It’s that time of year again – spring cleaning time. Why not apply the same vigor to cleaning your email list as you do with cleaning out that flower bed full of weeds?
Have you begun to see your email open rates slowly declining, along with your click-through rates? Are you still experiencing moderate list growth, but feel your not getting the most from all your subscribers? Are your spam complaints beginning to climb? Then it may be time to do a little house keeping.
Keeping a fresh list clean and free of ‘weeds’ is important to maintain quality scores and to your bottom line. If you are like a lot of companies, you have a set number of emails you can send in a year, so getting the most of those emails you do send is critical. That’s where our email list cleaning comes in.
Undoubtedly, you have subscribers to your email list that have stopped opening your emails, stopped clicking links, and in general have displayed no behavior that indicates they are interested in your product or service. Therefore, there’s no need to send emails to these people. Cleaning out these ‘weeds’ will leave more room for more ‘flowers’. Here’s a quick step-by-step list of how to clean out the ‘weeds’ from your garden.
1. Identify the Weeds – (i.e. the inactive subscribers on your list). Do this by creating a list of subscribers that did not open or click on any of your emails in the last 6 months. This will give you a list of subscribers who have been inactive, which we can then use for multiple purposes.

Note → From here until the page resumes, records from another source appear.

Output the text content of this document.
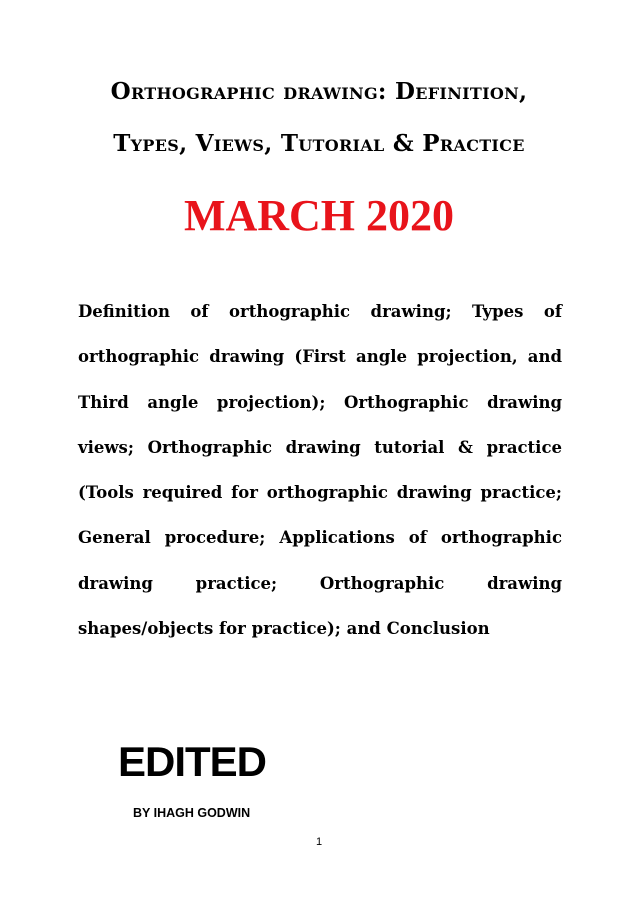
Orthographic drawing: Definition,
Types, Views, Tutorial & Practice
MARCH 2020

Definition of orthographic drawing; Types of orthographic drawing (First angle projection, and Third angle projection); Orthographic drawing views; Orthographic drawing tutorial & practice (Tools required for orthographic drawing practice; General procedure; Applications of orthographic drawing practice; Orthographic drawing shapes/objects for practice); and Conclusion

EDITED
BY IHAGH GODWIN
1
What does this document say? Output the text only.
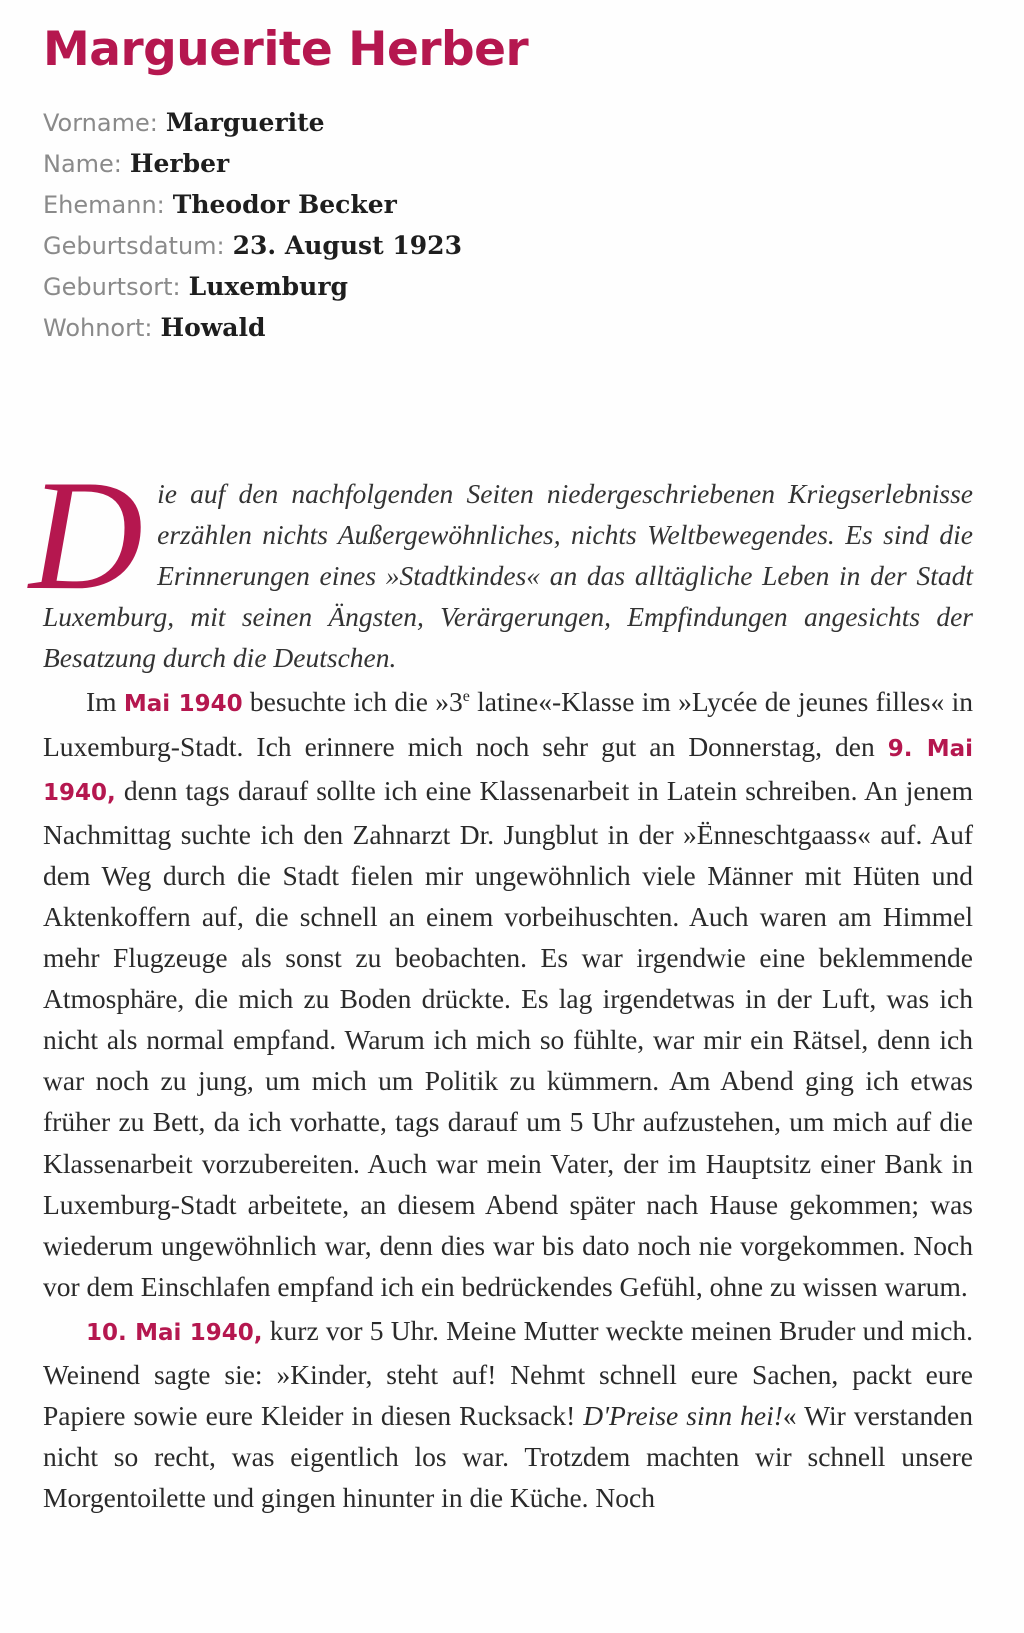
Marguerite Herber
Vorname: Marguerite
Name: Herber
Ehemann: Theodor Becker
Geburtsdatum: 23. August 1923
Geburtsort: Luxemburg
Wohnort: Howald

Die auf den nachfolgenden Seiten niedergeschriebenen Kriegserlebnisse erzählen nichts Außergewöhnliches, nichts Weltbewegendes. Es sind die Erinnerungen eines »Stadtkindes« an das alltägliche Leben in der Stadt Luxemburg, mit seinen Ängsten, Verärgerungen, Empfindungen angesichts der Besatzung durch die Deutschen.

Im Mai 1940 besuchte ich die »3e latine«-Klasse im »Lycée de jeunes filles« in Luxemburg-Stadt. Ich erinnere mich noch sehr gut an Donnerstag, den 9. Mai 1940, denn tags darauf sollte ich eine Klassenarbeit in Latein schreiben. An jenem Nachmittag suchte ich den Zahnarzt Dr. Jungblut in der »Ënneschtgaass« auf. Auf dem Weg durch die Stadt fielen mir ungewöhnlich viele Männer mit Hüten und Aktenkoffern auf, die schnell an einem vorbeihuschten. Auch waren am Himmel mehr Flugzeuge als sonst zu beobachten. Es war irgendwie eine beklemmende Atmosphäre, die mich zu Boden drückte. Es lag irgendetwas in der Luft, was ich nicht als normal empfand. Warum ich mich so fühlte, war mir ein Rätsel, denn ich war noch zu jung, um mich um Politik zu kümmern. Am Abend ging ich etwas früher zu Bett, da ich vorhatte, tags darauf um 5 Uhr aufzustehen, um mich auf die Klassenarbeit vorzubereiten. Auch war mein Vater, der im Hauptsitz einer Bank in Luxemburg-Stadt arbeitete, an diesem Abend später nach Hause gekommen; was wiederum ungewöhnlich war, denn dies war bis dato noch nie vorgekommen. Noch vor dem Einschlafen empfand ich ein bedrückendes Gefühl, ohne zu wissen warum.

10. Mai 1940, kurz vor 5 Uhr. Meine Mutter weckte meinen Bruder und mich. Weinend sagte sie: »Kinder, steht auf! Nehmt schnell eure Sachen, packt eure Papiere sowie eure Kleider in diesen Rucksack! D'Preise sinn hei!« Wir verstanden nicht so recht, was eigentlich los war. Trotzdem machten wir schnell unsere Morgentoilette und gingen hinunter in die Küche. Noch
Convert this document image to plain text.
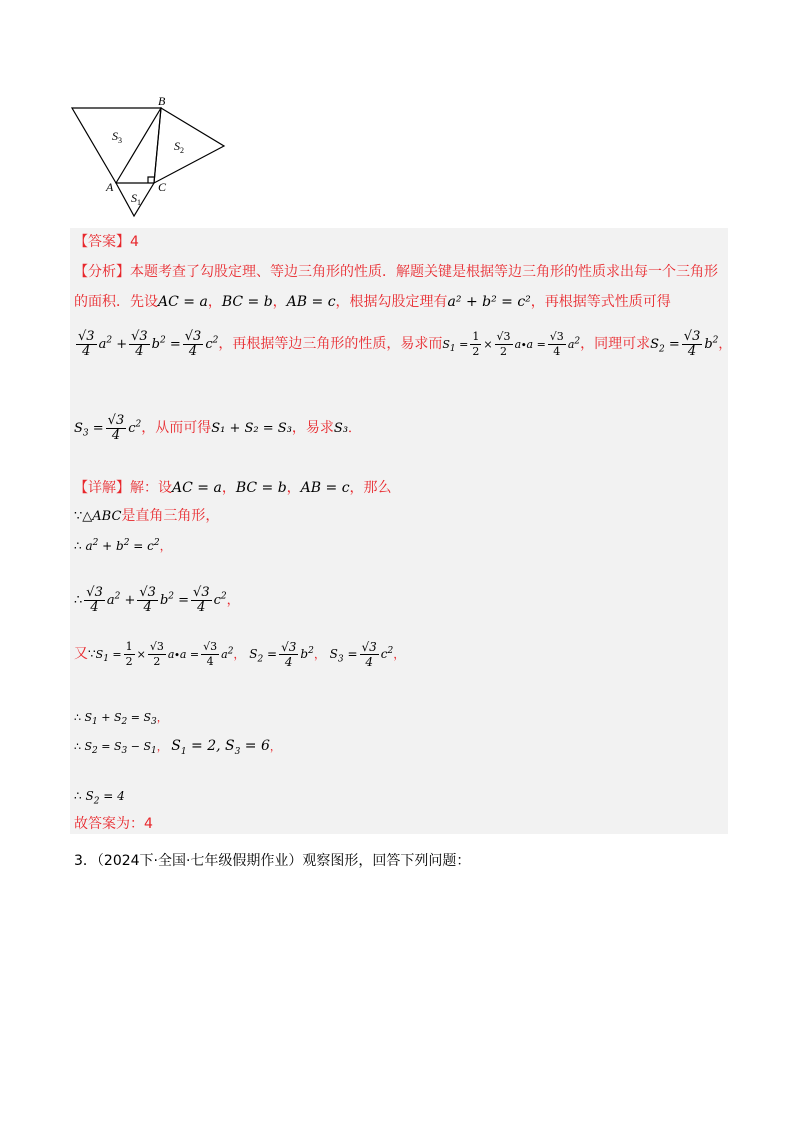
B
A	C
$S_3$	$S_2$
$S_1$
【答案】4
【分析】本题考查了勾股定理、等边三角形的性质．解题关键是根据等边三角形的性质求出每一个三角形
的面积．先设AC = a，BC = b，AB = c，根据勾股定理有a² + b² = c²，再根据等式性质可得
$\frac{√3}{4} a^2 + \frac{√3}{4} b^2 = \frac{√3}{4} c^2$，再根据等边三角形的性质，易求而$S_1 = \frac{1}{2} \times \frac{√3}{2} a\cdot a = \frac{√3}{4} a^2$，同理可求$S_2 = \frac{√3}{4} b^2$，
$S_3 = \frac{√3}{4} c^2$，从而可得S₁ + S₂ = S₃，易求S₃．
【详解】解：设AC = a，BC = b，AB = c，那么
∵△ABC是直角三角形，
∴ $a^2 + b^2 = c^2$，
∴ $\frac{√3}{4} a^2 + \frac{√3}{4} b^2 = \frac{√3}{4} c^2$，
又$\because S_1 = \frac{1}{2} \times \frac{√3}{2} a\cdot a = \frac{√3}{4} a^2$， $S_2 = \frac{√3}{4} b^2$， $S_3 = \frac{√3}{4} c^2$，
∴ $S_1 + S_2 = S_3$，
∴ $S_2 = S_3 - S_1$， $S_1 = 2$, $S_3 = 6$，
∴ $S_2 = 4$
故答案为：4
3．（2024下·全国·七年级假期作业）观察图形，回答下列问题：
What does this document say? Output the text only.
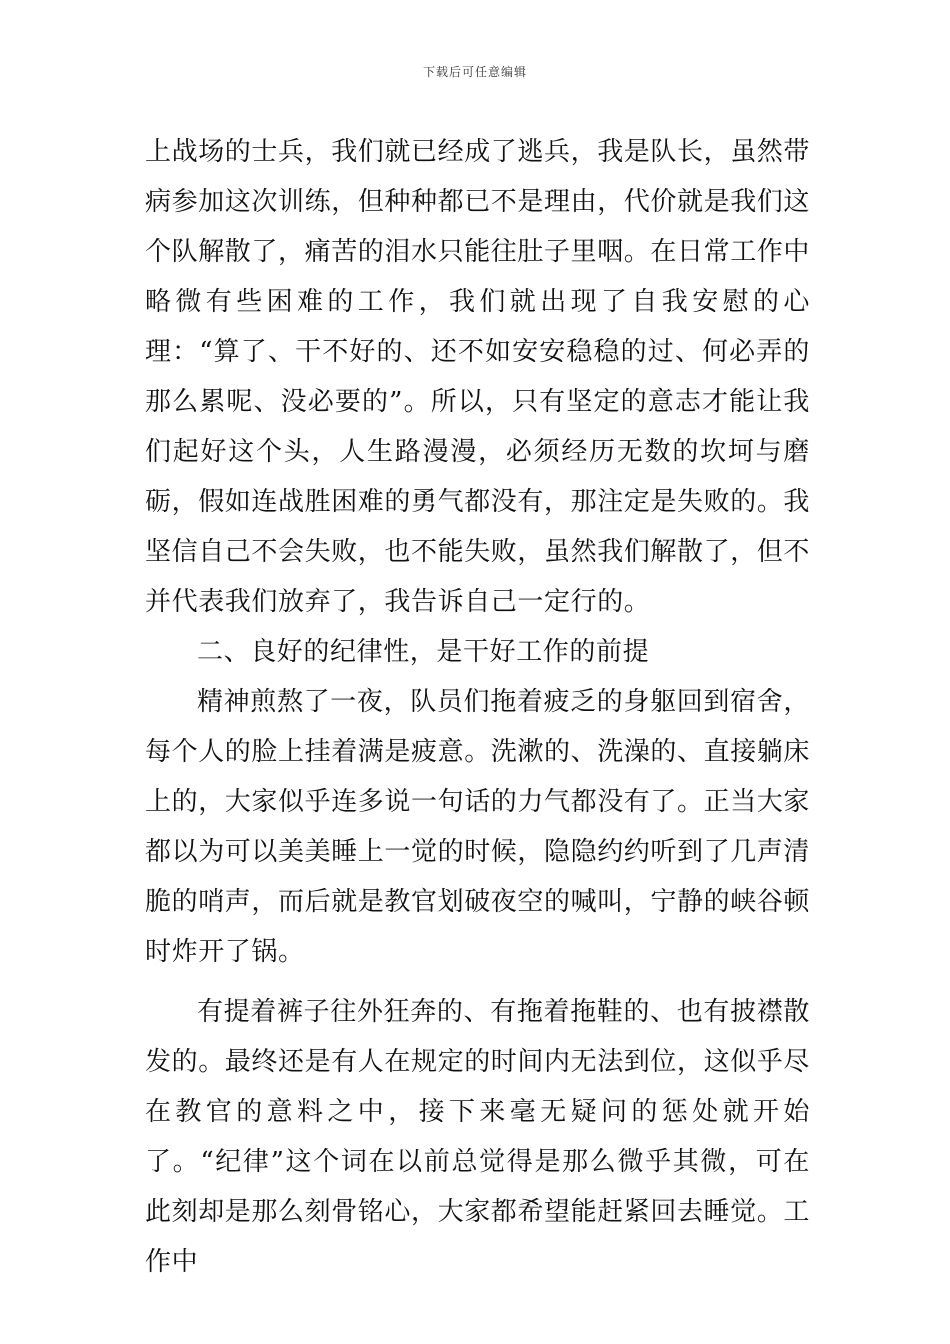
下载后可任意编辑

上战场的士兵，我们就已经成了逃兵，我是队长，虽然带病参加这次训练，但种种都已不是理由，代价就是我们这个队解散了，痛苦的泪水只能往肚子里咽。在日常工作中略微有些困难的工作，我们就出现了自我安慰的心理：“算了、干不好的、还不如安安稳稳的过、何必弄的那么累呢、没必要的”。所以，只有坚定的意志才能让我们起好这个头，人生路漫漫，必须经历无数的坎坷与磨砺，假如连战胜困难的勇气都没有，那注定是失败的。我坚信自己不会失败，也不能失败，虽然我们解散了，但不并代表我们放弃了，我告诉自己一定行的。

二、良好的纪律性，是干好工作的前提

精神煎熬了一夜，队员们拖着疲乏的身躯回到宿舍，每个人的脸上挂着满是疲意。洗漱的、洗澡的、直接躺床上的，大家似乎连多说一句话的力气都没有了。正当大家都以为可以美美睡上一觉的时候，隐隐约约听到了几声清脆的哨声，而后就是教官划破夜空的喊叫，宁静的峡谷顿时炸开了锅。

有提着裤子往外狂奔的、有拖着拖鞋的、也有披襟散发的。最终还是有人在规定的时间内无法到位，这似乎尽在教官的意料之中，接下来毫无疑问的惩处就开始了。“纪律”这个词在以前总觉得是那么微乎其微，可在此刻却是那么刻骨铭心，大家都希望能赶紧回去睡觉。工作中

2. Create a ‘Last Chance’ Email – This email is designed to re-engage the inactive subscribers, by asking them to re-subscribe to your email list, or if they chose not to respond, be removed from your list entirely. They also have the option to unsubscribe themselves right then and there.
Note: You might ask why we would provide them the opportunity to unsubscribe so easily. Really, if the user chooses this route, you didn’t want them on your list to begin with. Remember, these are people who haven’t engaged with you in the last 6 months. If this is the only engagement you get, be thankful, because they have removed themselves from your list, and they are no longer inflating your active subscribers numbers.
This email should be designed to talk about what the subscriber would be missing out on if they decided not to continue to receive emails from you. Don’t clutter up the email with images – make it clear to the user they have 2 options. Here’s an example of a campaign I ran at DenTek.
As you can see, its obvious we are encouraging them to click the orange button and remain on our list by opting in again. Essentially, they aren’t really opting in, they are just registering a click on the email, so we can then track that click as an engagement by that user in our campaign dashboard later on. The opt-out button in this case is a one click unsubscribe, so the user is removed immediately from the list.
Tip: It’s important not to incentivize the user to click the opt-in button. Don’t offer them anything in the email for staying a subscriber. We are trying to determine their true feelings about being subscribed to your list, and do not wish to prolong their subscription with bribery. Instead, when the user decides to re-opt-in, that click should go to a page on your site that thanks them for sticking with you, and offers them some coupon, say 20% off their next purchase on your site. Never miss an opportunity to surprise a user with an offer, especially in this case where they may have forgotten why they were subscribed to your list in the first place. It’s a chance to make a second first impression of sorts. This approach rewards the the opt-in behavior, but on the backside of the user action, and affirms the user’s motives for re-opt-in was not based on the incentive.
3. Gather the Results – So now we have engaged those inactive users, and you’ll notice that some users have decided they really really like you so they clicked through the opt-in link, and others have decided to opt out. A majority of the users you tried to re-rengage, will indeed still be unengaged, and will not open or click this email either. Shocking I know! These actions will determine our final filter list against which we can filter for our regular email campaigns. Now run your collection again like in step 1 – gather all the non-openers and non-clickers into one list, and you have a list of subscribers who have not opened or clicked any of your emails in the last 6 months (including our re-engagement email). You now have your final ‘Inactives’ list.
4. Apply Your Inactive List To Your Campaigns – With your newly created Inactive List in hand, you now have some options. You can use it as an exclude filter when you send out campaigns, or you can use it to unsubscribe all of those users from your global subscriber list. If you have multiple lists you manage within one company, using the Inactive list on a per list basis as a filter may be the best option, as inactive users on one list may not be inactive on another list within the same company, for example.
5. Watch Your Open and Click-through Rates Spike – Once your remove the weeds, watch your flowers bloom! OK enough of the spring references. Seriously though, you will see a marked improvement. At DenTek, after we ran our re-engagement program, we saw open rates go as high as 40%, up from 10-15%. Click-through rates also doubled with our new clean list.
Keep in mind that this can be performed a few times a year, and it will keep your list nice and clean, full of active users – the kind who like to buy stuff.